Breaching Fable 5 Shows Strong Detectors Cannot Block Internal Task Chain Risks
The Fable 5 case demonstrates that relying solely on external detectors may still miss some long-horizon Agent scenarios. This isn't to say safety classifiers have no value. On the contrary, they are very useful against external malicious requests and have indeed rendered many traditional jailbreak methods ineffective.
But this breach shows that the effectiveness of external detectors against prompt boundaries does not equate to their ability to cover long-horizon task risks within the Agent.
If the breach point doesn't enter from the user Prompt but emerges from within the Agent's objectives, tools, validators, and execution trajectory, then safety detectors become very fragile.
From Fable 5 to 60+ Other Models, Including Apple's Mobile-Side Models
Accompanying the research release is ISC-Bench, covering 9 professional domains. The paper version contains 60+ trigger templates, expanded to 84 templates after open-source release.

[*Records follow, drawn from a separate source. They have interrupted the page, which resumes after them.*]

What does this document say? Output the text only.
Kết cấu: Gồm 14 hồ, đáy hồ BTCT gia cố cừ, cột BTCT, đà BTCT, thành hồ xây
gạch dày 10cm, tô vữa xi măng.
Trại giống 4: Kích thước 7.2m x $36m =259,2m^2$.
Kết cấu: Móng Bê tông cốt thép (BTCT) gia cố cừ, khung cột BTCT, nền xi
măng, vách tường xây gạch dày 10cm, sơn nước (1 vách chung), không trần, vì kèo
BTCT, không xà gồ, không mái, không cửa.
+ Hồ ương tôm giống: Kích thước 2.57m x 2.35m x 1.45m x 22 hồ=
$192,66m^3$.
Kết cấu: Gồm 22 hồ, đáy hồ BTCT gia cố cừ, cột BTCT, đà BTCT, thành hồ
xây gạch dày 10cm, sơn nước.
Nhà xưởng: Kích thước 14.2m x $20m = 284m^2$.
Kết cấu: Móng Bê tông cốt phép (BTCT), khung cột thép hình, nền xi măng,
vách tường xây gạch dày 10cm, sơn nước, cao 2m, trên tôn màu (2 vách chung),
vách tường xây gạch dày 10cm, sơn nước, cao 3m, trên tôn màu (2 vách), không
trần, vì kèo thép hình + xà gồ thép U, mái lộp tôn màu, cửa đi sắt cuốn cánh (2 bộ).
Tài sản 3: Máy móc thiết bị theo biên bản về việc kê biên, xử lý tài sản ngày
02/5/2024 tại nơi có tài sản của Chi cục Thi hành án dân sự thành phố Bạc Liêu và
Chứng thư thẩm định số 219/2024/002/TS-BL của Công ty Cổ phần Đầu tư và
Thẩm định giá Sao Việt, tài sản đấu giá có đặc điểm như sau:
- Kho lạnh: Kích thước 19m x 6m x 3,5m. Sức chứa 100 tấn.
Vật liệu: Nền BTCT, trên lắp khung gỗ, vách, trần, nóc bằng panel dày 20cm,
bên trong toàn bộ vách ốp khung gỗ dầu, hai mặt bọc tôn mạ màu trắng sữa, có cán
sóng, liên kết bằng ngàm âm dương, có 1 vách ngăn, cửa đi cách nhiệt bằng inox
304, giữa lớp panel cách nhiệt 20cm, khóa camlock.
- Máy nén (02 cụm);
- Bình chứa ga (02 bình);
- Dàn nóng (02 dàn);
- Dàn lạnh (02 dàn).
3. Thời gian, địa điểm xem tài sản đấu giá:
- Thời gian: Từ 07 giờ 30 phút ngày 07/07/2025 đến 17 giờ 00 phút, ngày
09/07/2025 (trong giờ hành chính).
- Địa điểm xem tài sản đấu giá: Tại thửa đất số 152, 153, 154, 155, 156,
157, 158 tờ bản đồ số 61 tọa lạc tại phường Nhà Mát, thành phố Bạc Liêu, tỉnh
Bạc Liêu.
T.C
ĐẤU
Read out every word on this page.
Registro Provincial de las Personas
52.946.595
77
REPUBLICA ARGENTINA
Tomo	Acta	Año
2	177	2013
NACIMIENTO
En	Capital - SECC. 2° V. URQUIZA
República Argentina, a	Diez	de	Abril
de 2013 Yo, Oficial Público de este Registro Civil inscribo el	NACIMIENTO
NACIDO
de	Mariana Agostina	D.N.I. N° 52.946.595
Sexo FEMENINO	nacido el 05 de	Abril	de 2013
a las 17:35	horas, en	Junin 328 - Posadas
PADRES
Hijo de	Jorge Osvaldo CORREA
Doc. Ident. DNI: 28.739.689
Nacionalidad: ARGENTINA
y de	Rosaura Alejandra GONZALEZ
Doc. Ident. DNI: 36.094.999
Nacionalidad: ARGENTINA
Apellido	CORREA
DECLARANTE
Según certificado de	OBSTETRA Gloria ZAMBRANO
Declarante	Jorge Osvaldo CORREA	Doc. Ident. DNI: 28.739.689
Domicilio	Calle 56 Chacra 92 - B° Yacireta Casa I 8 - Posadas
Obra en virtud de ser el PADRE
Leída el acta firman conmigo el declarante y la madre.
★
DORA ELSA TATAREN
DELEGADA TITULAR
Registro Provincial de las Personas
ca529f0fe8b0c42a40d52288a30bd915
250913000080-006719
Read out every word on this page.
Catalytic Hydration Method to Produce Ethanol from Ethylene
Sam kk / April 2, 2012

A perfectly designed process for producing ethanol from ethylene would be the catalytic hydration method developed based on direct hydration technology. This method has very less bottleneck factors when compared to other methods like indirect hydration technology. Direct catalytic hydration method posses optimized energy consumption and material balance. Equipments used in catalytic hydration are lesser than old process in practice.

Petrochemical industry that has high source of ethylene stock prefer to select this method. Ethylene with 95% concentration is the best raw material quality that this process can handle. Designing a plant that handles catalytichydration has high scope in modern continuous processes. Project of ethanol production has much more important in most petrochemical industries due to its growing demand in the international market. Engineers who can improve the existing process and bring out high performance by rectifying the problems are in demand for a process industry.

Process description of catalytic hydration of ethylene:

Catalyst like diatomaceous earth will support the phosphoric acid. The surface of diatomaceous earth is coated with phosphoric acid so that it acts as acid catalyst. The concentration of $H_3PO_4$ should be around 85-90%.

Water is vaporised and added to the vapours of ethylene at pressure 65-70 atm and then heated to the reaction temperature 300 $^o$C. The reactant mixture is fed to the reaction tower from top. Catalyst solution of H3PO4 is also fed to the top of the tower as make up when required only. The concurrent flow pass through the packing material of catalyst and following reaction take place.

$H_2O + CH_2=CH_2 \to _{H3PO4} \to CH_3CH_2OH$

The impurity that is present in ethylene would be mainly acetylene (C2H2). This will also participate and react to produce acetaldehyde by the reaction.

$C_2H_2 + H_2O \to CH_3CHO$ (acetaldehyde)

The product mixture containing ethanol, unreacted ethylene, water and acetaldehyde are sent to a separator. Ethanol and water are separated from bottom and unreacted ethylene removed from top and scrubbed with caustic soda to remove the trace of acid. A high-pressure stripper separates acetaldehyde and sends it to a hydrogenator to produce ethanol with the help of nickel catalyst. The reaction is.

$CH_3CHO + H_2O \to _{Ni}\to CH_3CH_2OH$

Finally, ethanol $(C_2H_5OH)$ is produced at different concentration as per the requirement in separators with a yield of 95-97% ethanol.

The test subjects include almost all vendors' frontier models and intelligent agent systems.
In the evaluation leaderboard based on ISC-Bench, as of June 2026, over 60 frontier models have revealed similar risks under the ASR@3 metric!
Currently, the GitHub project has received 800+ stars and collected multiple independent reproduction cases (including breaching Apple's mobile-side models), and is continuously updated.
Reportedly, the team is conducting large-scale frontier model safety research and has currently mastered the internal unsafe data distributions of numerous models. Related research results will be released subsequently.